All of the activity is situated in one of the hottest and driest pockets in Canada, featuring a landscape of sagebrush and sun-scorched mountains that resembles the backdrop of a Wild West movie. Most of the band's 600 hectares of vineyard are leased to such wineries as Mission Hill, Burrowing Owl and Jackson-Triggs, with about 120 hectares reserved for Nk'Mip.
Hall is upbeat about life on "the Rez." "I had a pretty good life, it wasn't terrible," he says. "I got to run around as a kid. We hunted and fished on the property. I shot my first deer when I was seven. And it wasn't like it was my first shot, either. I was proficient in shooting by that time."
Life wasn't always so sweet for many, he allows. His father and several of his father's siblings were shipped to residential schools and experienced extreme poverty. (His mother, of Scottish descent, came from Quebec.) "Osoyoos was just nothing back then," he says.
And Hall, who attended school off the reserve, does recall fear and prejudice even among his young classmates. "Even when I was a kid, people didn't want to come to the reserve for birthday parties or whatever," he says.
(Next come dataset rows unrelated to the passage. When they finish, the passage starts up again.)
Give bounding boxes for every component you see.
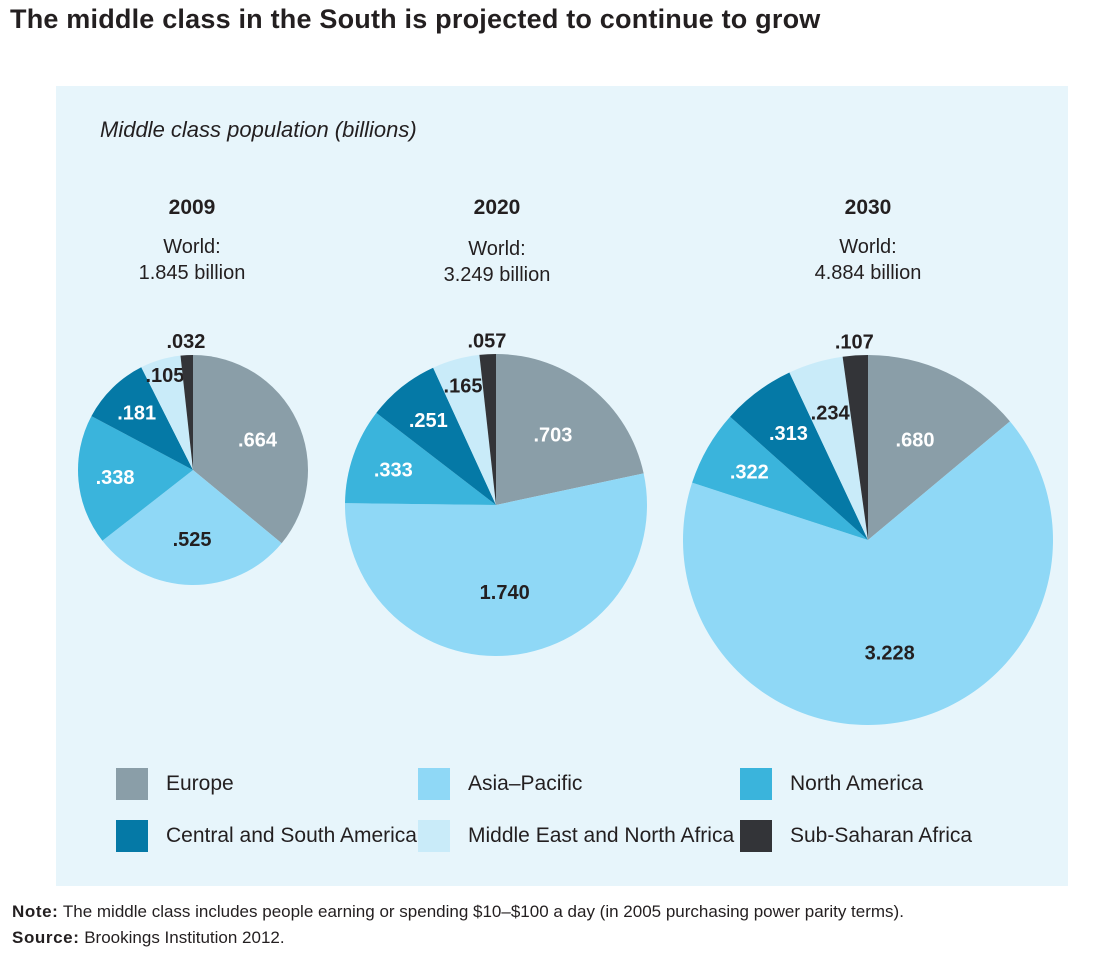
pie-slice-north-america xyxy=(77,416,193,541)
note-text: The middle class includes people earning… xyxy=(58,902,904,921)
legend-swatch xyxy=(740,820,772,852)
legend-item-sub-saharan-africa: Sub-Saharan Africa xyxy=(740,820,972,852)
pie-2030: .680 3.228 .322.313.234 .107 xyxy=(682,331,1053,725)
chart-title: The middle class in the South is project… xyxy=(10,4,821,34)
pie-world-total-2030: World: 4.884 billion xyxy=(758,234,978,286)
pie-data-label: .680 xyxy=(896,429,935,451)
world-value: 1.845 billion xyxy=(138,262,246,284)
pie-slice-middle-east-and-north-africa xyxy=(789,356,868,540)
pie-data-label: .313 xyxy=(769,423,808,445)
pie-slice-middle-east-and-north-africa xyxy=(433,354,496,505)
world-label: World: xyxy=(163,236,221,258)
pie-world-total-2009: World: 1.845 billion xyxy=(82,234,302,286)
note-label: Note: xyxy=(12,902,59,921)
pie-year-2030: 2030 xyxy=(844,196,892,219)
legend-label: Middle East and North Africa xyxy=(468,824,735,847)
pie-slice-sub-saharan-africa xyxy=(479,354,496,505)
pie-world-total-2020: World: 3.249 billion xyxy=(387,236,607,288)
legend-label: Asia–Pacific xyxy=(468,772,583,795)
pie-data-label: .333 xyxy=(374,459,413,481)
pie-slice-sub-saharan-africa xyxy=(180,355,193,470)
pie-data-label: .057 xyxy=(467,330,506,352)
pie-data-label: .322 xyxy=(730,462,769,484)
footnote-note: Note: The middle class includes people e… xyxy=(12,902,904,922)
pie-data-label: .165 xyxy=(444,376,483,398)
pie-slice-central-and-south-america xyxy=(91,367,193,470)
legend-swatch xyxy=(116,768,148,800)
pie-slice-central-and-south-america xyxy=(376,367,496,505)
legend-swatch xyxy=(418,768,450,800)
legend-item-north-america: North America xyxy=(740,768,923,800)
pie-slice-asia-pacific xyxy=(102,470,282,586)
pie-data-label: .032 xyxy=(167,331,206,353)
pie-year-2009: 2009 xyxy=(168,196,216,219)
source-label: Source: xyxy=(12,928,80,947)
pie-data-label: 1.740 xyxy=(480,582,530,604)
legend-label: Europe xyxy=(166,772,234,795)
world-label: World: xyxy=(468,238,526,260)
legend-swatch xyxy=(418,820,450,852)
pie-data-label: .338 xyxy=(96,467,135,489)
pie-data-label: .234 xyxy=(811,402,851,424)
pie-slice-europe xyxy=(868,355,1010,540)
legend-swatch xyxy=(116,820,148,852)
pie-slice-north-america xyxy=(345,412,496,505)
pie-data-label: .181 xyxy=(117,402,156,424)
pie-slice-north-america xyxy=(692,416,868,540)
pie-slice-asia-pacific xyxy=(345,473,647,656)
pie-data-label: .105 xyxy=(145,365,184,387)
legend-label: Central and South America xyxy=(166,824,417,847)
pie-slice-central-and-south-america xyxy=(730,372,868,540)
legend-swatch xyxy=(740,768,772,800)
pie-slice-middle-east-and-north-africa xyxy=(141,355,193,470)
pie-slice-asia-pacific xyxy=(682,421,1053,725)
pie-year-2020: 2020 xyxy=(473,196,521,219)
world-label: World: xyxy=(839,236,897,258)
pie-2020: .703 1.740 .333 .251 .165 .057 xyxy=(345,330,647,656)
chart-subtitle: Middle class population (billions) xyxy=(100,117,417,142)
pie-data-label: .664 xyxy=(238,430,278,452)
legend-item-central-south-america: Central and South America xyxy=(116,820,417,852)
legend-label: Sub-Saharan Africa xyxy=(790,824,973,847)
pie-data-label: .525 xyxy=(173,529,212,551)
legend-item-asia-pacific: Asia–Pacific xyxy=(418,768,582,800)
pie-slice-europe xyxy=(193,355,308,544)
pie-data-label: .251 xyxy=(409,410,448,432)
world-value: 3.249 billion xyxy=(443,264,551,286)
pie-slice-europe xyxy=(496,354,644,505)
pie-2009: .664 .525 .338 .181 .105 .032 xyxy=(77,331,308,586)
pie-data-label: .107 xyxy=(835,331,874,353)
legend-item-europe: Europe xyxy=(116,768,234,800)
pie-data-label: 3.228 xyxy=(865,643,915,665)
legend-label: North America xyxy=(790,772,924,795)
legend-item-middle-east-north-africa: Middle East and North Africa xyxy=(418,820,734,852)
footnote-source: Source: Brookings Institution 2012. xyxy=(12,928,285,948)
pie-slice-sub-saharan-africa xyxy=(842,355,868,540)
source-text: Brookings Institution 2012. xyxy=(79,928,285,947)
world-value: 4.884 billion xyxy=(814,262,922,284)
pie-data-label: .703 xyxy=(533,425,572,447)
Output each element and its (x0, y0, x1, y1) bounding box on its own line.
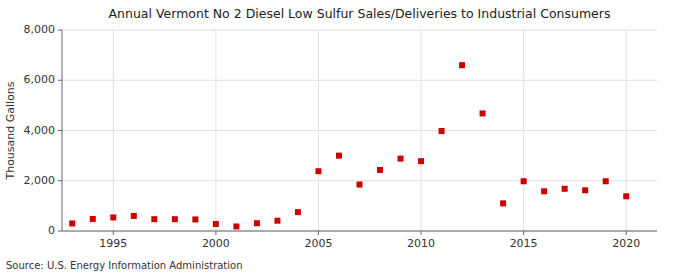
tick-label: 2005 (304, 237, 332, 250)
tick-mark (113, 231, 114, 235)
point (336, 153, 342, 159)
title: Annual Vermont No 2 Diesel Low Sulfur Sa… (109, 6, 611, 21)
point (213, 221, 219, 227)
tick-label: 2020 (612, 237, 640, 250)
grid-line (62, 180, 657, 181)
tick-mark (58, 180, 62, 181)
tick-label: 2010 (407, 237, 435, 250)
tick-label: 2015 (510, 237, 538, 250)
point (295, 209, 301, 215)
point (233, 223, 239, 229)
point (69, 220, 75, 226)
point (541, 188, 547, 194)
point (418, 158, 424, 164)
point (500, 200, 506, 206)
point (398, 156, 404, 162)
tick-mark (215, 231, 216, 235)
point (377, 167, 383, 173)
tick-label: 6,000 (24, 73, 56, 86)
point (480, 110, 486, 116)
point (459, 62, 465, 68)
tick-mark (626, 231, 627, 235)
point (274, 218, 280, 224)
grid-line (626, 30, 627, 231)
grid-line (421, 30, 422, 231)
grid-line (523, 30, 524, 231)
tick-label: 2000 (202, 237, 230, 250)
tick-mark (58, 30, 62, 31)
chart-container: 0 2,000 4,000 6,000 8,000 1995 2000 2005 2010 201… (0, 0, 675, 275)
tick-mark (58, 231, 62, 232)
background (0, 0, 675, 275)
point (172, 216, 178, 222)
tick-label: 4,000 (24, 124, 56, 137)
grid-line (62, 30, 657, 31)
point (582, 187, 588, 193)
grid-line (318, 30, 319, 231)
point (110, 214, 116, 220)
tick-mark (58, 130, 62, 131)
point (562, 186, 568, 192)
chart-svg: 0 2,000 4,000 6,000 8,000 1995 2000 2005 2010 201… (0, 0, 675, 275)
points (69, 62, 629, 229)
point (192, 216, 198, 222)
tick-mark (318, 231, 319, 235)
grid (62, 30, 657, 231)
point (131, 213, 137, 219)
grid-line (215, 30, 216, 231)
point (151, 216, 157, 222)
y-axis-label: Thousand Gallons (4, 81, 17, 180)
point (315, 168, 321, 174)
point (603, 178, 609, 184)
grid-line (62, 80, 657, 81)
point (623, 193, 629, 199)
point (521, 178, 527, 184)
point (439, 128, 445, 134)
grid-line (113, 30, 114, 231)
point (357, 182, 363, 188)
axes: 0 2,000 4,000 6,000 8,000 1995 2000 2005 2010 201… (24, 23, 658, 250)
point (90, 216, 96, 222)
tick-label: 8,000 (24, 23, 56, 36)
y-axis-line (62, 30, 63, 231)
tick-label: 1995 (99, 237, 127, 250)
tick-mark (58, 80, 62, 81)
point (254, 220, 260, 226)
x-axis-line (62, 231, 657, 232)
grid-line (62, 231, 657, 232)
tick-label: 0 (48, 224, 55, 237)
annotation: Source: U.S. Energy Information Administ… (6, 260, 243, 271)
grid-line (62, 130, 657, 131)
tick-mark (421, 231, 422, 235)
tick-label: 2,000 (24, 174, 56, 187)
tick-mark (523, 231, 524, 235)
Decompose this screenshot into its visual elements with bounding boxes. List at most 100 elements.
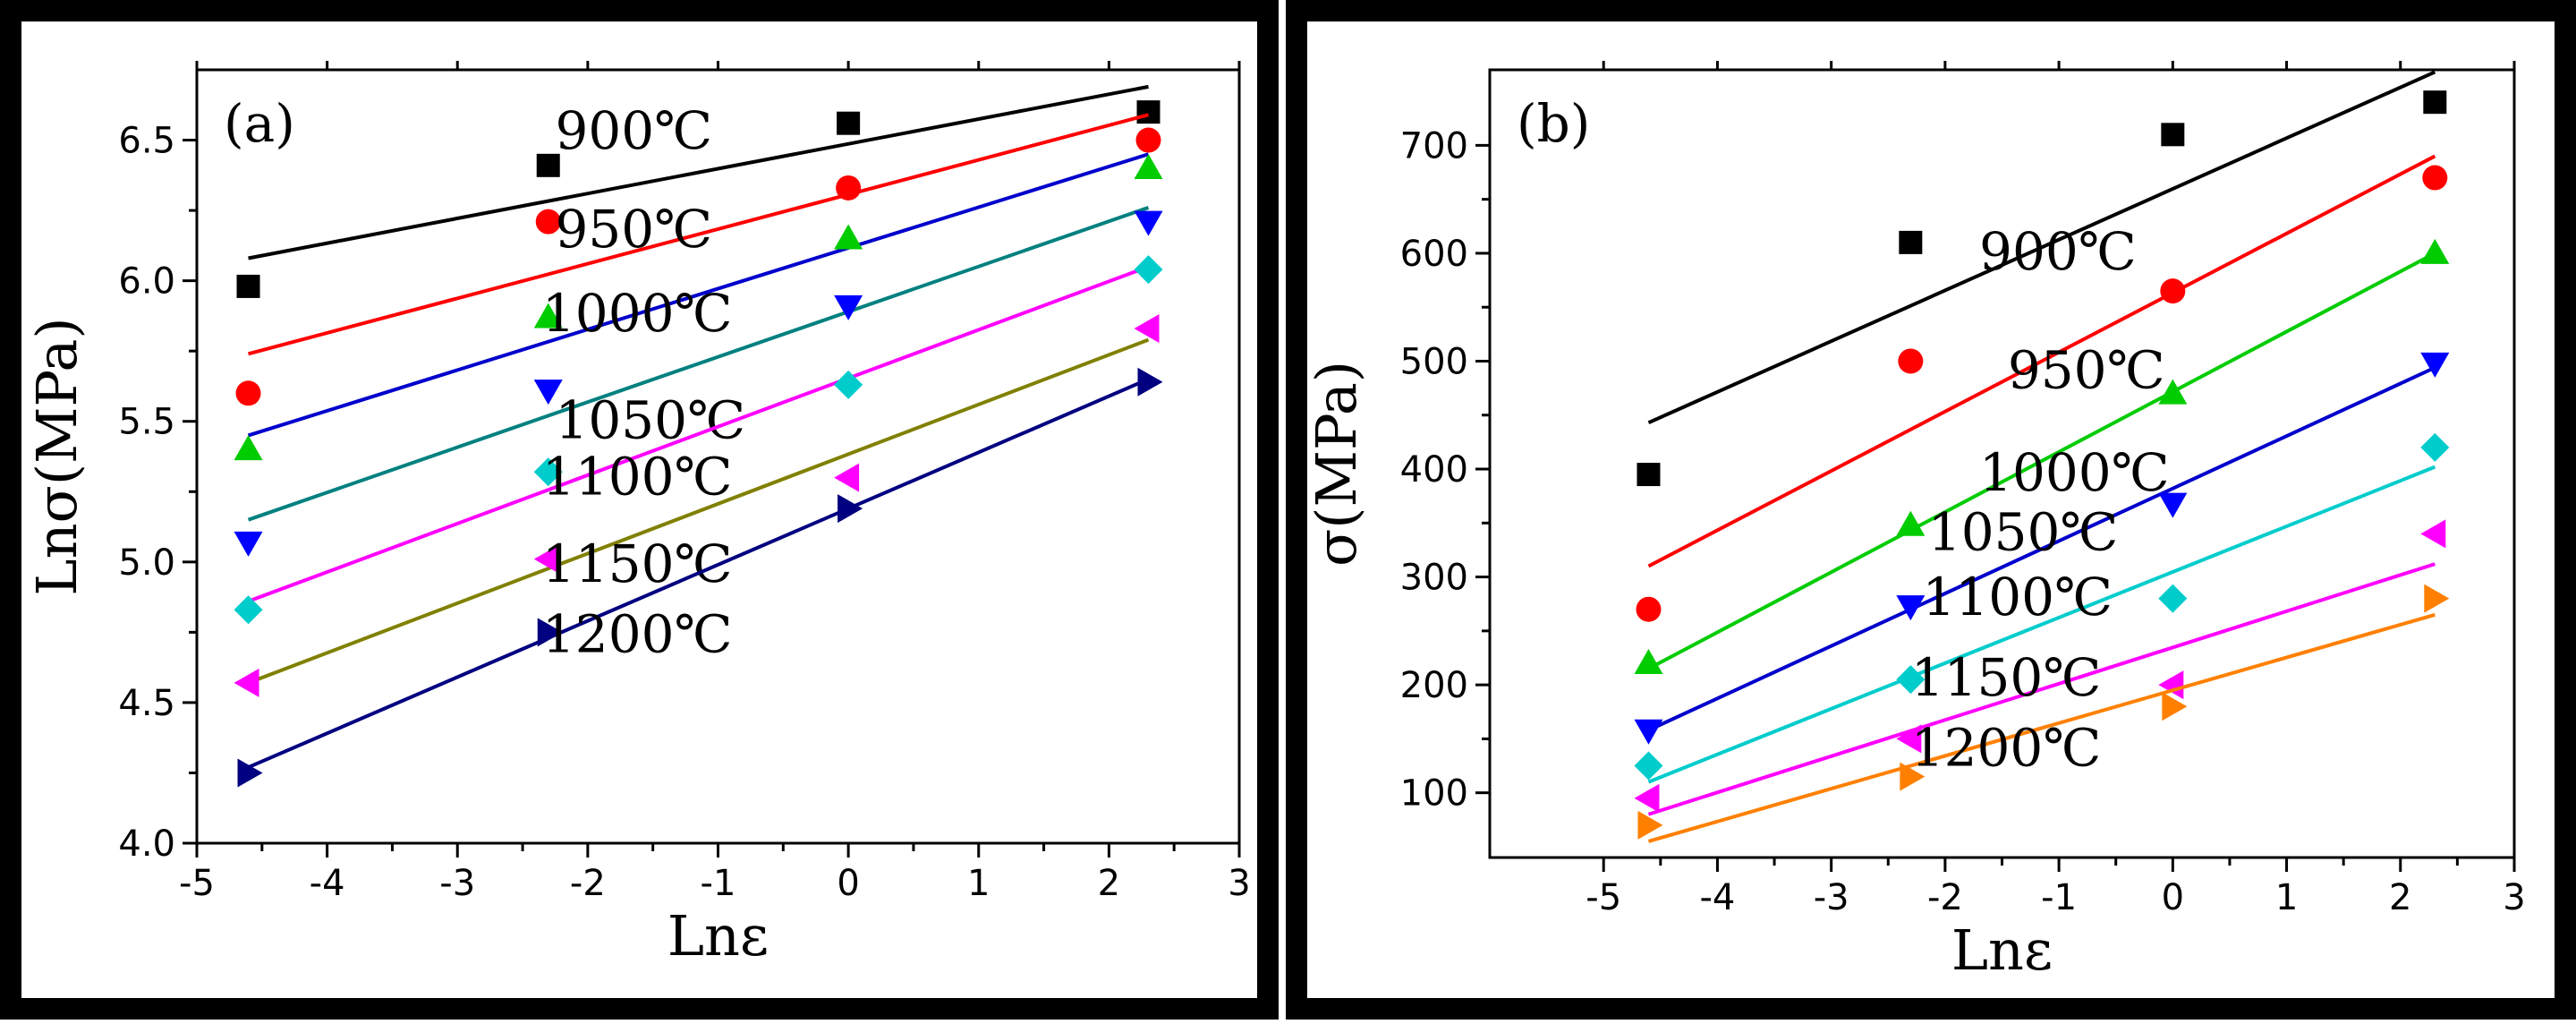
data-point bbox=[1896, 595, 1926, 621]
data-point bbox=[1134, 210, 1163, 236]
y-tick-label: 5.0 bbox=[118, 542, 175, 584]
data-point bbox=[2158, 670, 2184, 700]
data-point bbox=[533, 544, 559, 574]
panel-b: -5 -4 -3 -2 -1 0 1 2 3 100 200 300 400 500 600 700 Lnε σ(… bbox=[1304, 61, 2526, 983]
data-point bbox=[2160, 278, 2186, 304]
x-tick-label: 2 bbox=[1098, 863, 1120, 904]
x-tick-label: -4 bbox=[1699, 877, 1735, 918]
fit-line bbox=[1647, 612, 2436, 843]
data-point bbox=[235, 380, 261, 406]
series-2: 1000℃ bbox=[1634, 238, 2450, 675]
series-label: 900℃ bbox=[555, 100, 712, 161]
data-point bbox=[533, 303, 563, 329]
series-label: 1100℃ bbox=[1922, 567, 2113, 627]
y-axis-title: σ(MPa) bbox=[1304, 361, 1369, 567]
data-point bbox=[2420, 519, 2446, 549]
data-point bbox=[1634, 783, 1660, 813]
data-point bbox=[837, 494, 863, 524]
fit-line bbox=[1647, 70, 2436, 425]
series-2: 1000℃ bbox=[234, 152, 1163, 461]
y-tick-label: 600 bbox=[1400, 234, 1468, 275]
fit-line bbox=[247, 377, 1150, 770]
data-point bbox=[837, 111, 861, 135]
y-tick-label: 4.5 bbox=[118, 683, 175, 724]
x-tick-label: 3 bbox=[1228, 863, 1250, 904]
x-tick-label: 1 bbox=[967, 863, 990, 904]
data-point bbox=[1634, 649, 1663, 675]
series-6: 1200℃ bbox=[1637, 584, 2450, 843]
series-0: 900℃ bbox=[1637, 70, 2447, 487]
x-tick-label: -5 bbox=[1586, 877, 1621, 918]
data-point bbox=[1634, 719, 1663, 745]
series-5: 1150℃ bbox=[234, 314, 1160, 697]
data-point bbox=[1134, 153, 1163, 179]
y-tick-label: 6.0 bbox=[118, 261, 175, 303]
y-tick-label: 300 bbox=[1400, 558, 1468, 599]
data-point bbox=[2158, 379, 2188, 405]
fit-line bbox=[1647, 562, 2436, 816]
panel-a: -5 -4 -3 -2 -1 0 1 2 3 4.0 4.5 5.0 5.5 6.0 6.5 Lnε Lnσ(M… bbox=[24, 61, 1251, 969]
y-tick-label: 400 bbox=[1400, 449, 1468, 491]
data-point bbox=[1134, 255, 1163, 285]
x-tick-label: -2 bbox=[1927, 877, 1963, 918]
series-1: 950℃ bbox=[1636, 154, 2448, 622]
panel-label: (b) bbox=[1517, 93, 1590, 154]
x-axis-title: Lnε bbox=[1951, 917, 2053, 983]
series-6: 1200℃ bbox=[237, 367, 1163, 788]
data-point bbox=[2161, 123, 2185, 147]
fit-line bbox=[1647, 365, 2436, 732]
fit-line bbox=[248, 84, 1149, 260]
series-label: 1050℃ bbox=[1928, 501, 2119, 562]
panel-b-frame bbox=[1286, 0, 2576, 1020]
series-label: 1150℃ bbox=[1911, 647, 2102, 708]
data-point bbox=[237, 758, 263, 788]
series-3: 1050℃ bbox=[1634, 352, 2450, 745]
series-1: 950℃ bbox=[235, 113, 1161, 406]
data-point bbox=[2158, 492, 2188, 518]
series-label: 1100℃ bbox=[542, 446, 733, 507]
series-label: 1150℃ bbox=[542, 533, 733, 594]
x-tick-label: 1 bbox=[2275, 877, 2298, 918]
series-label: 1000℃ bbox=[1979, 442, 2170, 503]
data-point bbox=[234, 595, 263, 625]
data-point bbox=[533, 457, 563, 487]
panel-a-frame bbox=[0, 0, 1279, 1020]
fit-line bbox=[1647, 465, 2436, 784]
data-point bbox=[834, 370, 863, 399]
data-point bbox=[537, 618, 563, 647]
y-tick-label: 200 bbox=[1400, 665, 1468, 706]
data-point bbox=[1634, 751, 1663, 781]
data-point bbox=[535, 209, 561, 235]
y-axis-title: Lnσ(MPa) bbox=[24, 317, 89, 595]
data-point bbox=[1896, 510, 1926, 536]
series-label: 1050℃ bbox=[555, 390, 745, 451]
x-tick-label: 0 bbox=[2162, 877, 2184, 918]
data-point bbox=[2420, 238, 2450, 264]
x-tick-label: -3 bbox=[1814, 877, 1849, 918]
data-point bbox=[1900, 762, 1926, 791]
data-point bbox=[236, 274, 260, 298]
data-point bbox=[1899, 230, 1923, 254]
series-label: 1200℃ bbox=[1911, 718, 2102, 779]
data-point bbox=[2420, 352, 2450, 378]
data-point bbox=[1898, 348, 1924, 374]
series-4: 1100℃ bbox=[234, 255, 1163, 625]
series-label: 950℃ bbox=[555, 199, 712, 260]
x-tick-label: -1 bbox=[2041, 877, 2077, 918]
y-tick-label: 5.5 bbox=[118, 402, 175, 443]
series-4: 1100℃ bbox=[1634, 432, 2450, 784]
fit-line bbox=[1647, 154, 2436, 568]
y-tick-label: 4.0 bbox=[118, 823, 175, 865]
data-point bbox=[2158, 584, 2188, 613]
data-point bbox=[1896, 665, 1926, 695]
series-label: 1200℃ bbox=[542, 603, 733, 664]
series-label: 900℃ bbox=[1979, 221, 2137, 282]
x-tick-label: -1 bbox=[701, 863, 736, 904]
data-point bbox=[2422, 165, 2448, 191]
fit-line bbox=[247, 337, 1150, 685]
data-point bbox=[836, 175, 862, 201]
data-point bbox=[1137, 367, 1163, 397]
x-tick-label: 2 bbox=[2389, 877, 2411, 918]
data-point bbox=[2420, 432, 2450, 462]
data-point bbox=[1637, 463, 1661, 487]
He proudly notes that the winery and resort, which have become well-known tourist destinations, have been instrumental in effecting change. "People are coming to the Okanagan just to come to our reserve," he says "They don't come here to go into the town of Osoyoos, they're coming to our reserve, to Nk'Mip cellars, to Spirit Ridge. They're travelling from Vancouver, from Calgary. Europeans are coming here. They're coming to see us."
Hall, who has two sons, aged 10 and 14, and recently became engaged to a woman in the restaurant-wine-sales business, says he's generally not one for celebrating, even his own birthday, but might open a bottle of his finer wine on July 1 and drink a toast to "shaking hands" with non-aboriginal organizations and "making deals" in the future.
For his part, Chief Louie, who this year was named to the Order of Canada, views the milestone with mixed emotions. Colonization inflicted much harm on the native Okanagan communities, he notes. "Our language is on the critical list. A lot of our people have suffered through residential schools. Broken treaties need to be fixed. There's some unfinished business with Canada," he says. "I'll clap my hands once but not much after that."
And then he adds: "But stories like Justin Hall are good stories that should be told on Canada's 150th."